Our local birds (and birders) have provided plenty of pleasant diversions from the waiting-for-a-rarity-in-the-southwest-US grind. It has been nice to get to know the birds on our property more and to meet more of the highly knowledgeable group of people in the Rodeo and Portal areas. But October has still been a birding bust as far as the Eight Years to 800!? project is concerned.
I am sitting at 690 on the new life list. My goal for the year was to reach 700 (after starting at 661, an addition of 39 species for the year). There are many reasons why I have fallen short so far. The most important one is that I have not chased any of the code 4 and 5 rarities that have graced our shores since the spring season. They have not been near enough or reliable enough to fit into the budget birding concept. (I haven’t set a strict budget limit such as the one we used for our Big Year, but I am still very stingy with the birding bucks when it comes to chasing.) Another reason was my zero-for-everything performance when we made a brief trip to Florida over the summer. (I couldn’t even find a Purple Samphen!)

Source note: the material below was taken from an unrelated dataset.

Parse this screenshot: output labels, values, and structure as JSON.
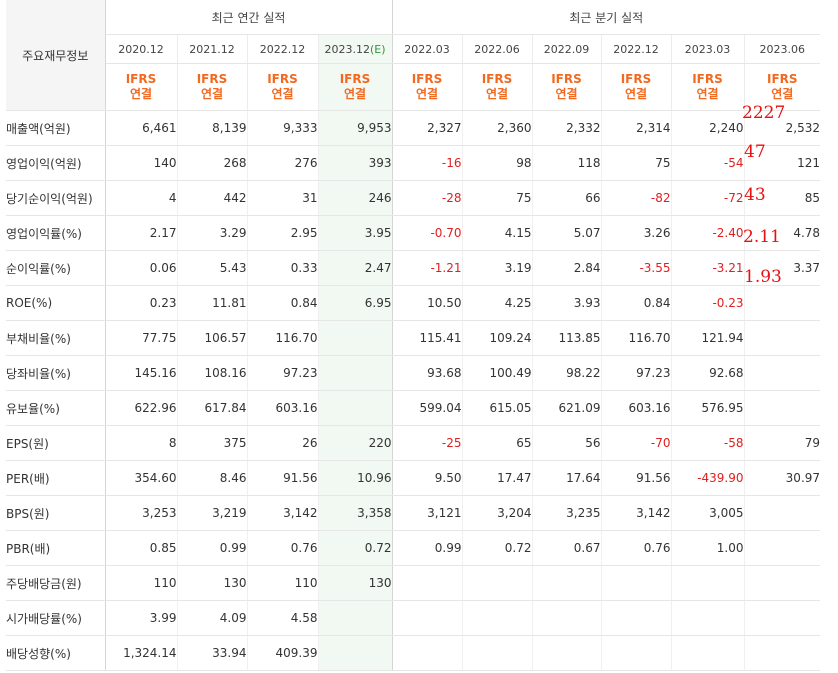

The prospects for reaching 700 in 2014 are not all that great, but it is still possible with our expected future travel. Soon, we will be heading back to Texas to spend the rest of the fall and part of the winter. It is likely that something or other will turn up there (perhaps a Blue Bunting or a Roadside Hawk). Then, in December, we will be heading up to New York for our son’s graduation from Cornell. There are always a few rarities in the northeast US over the winter and we might be able to chase them between our other obligations. Finally, we are looking into the possibility of taking a pelagic trip to see Great Skua with Brian Patteson in Hatteras, NC. (We might even make it down to Florida again, but that will likely be in early January if it happens.)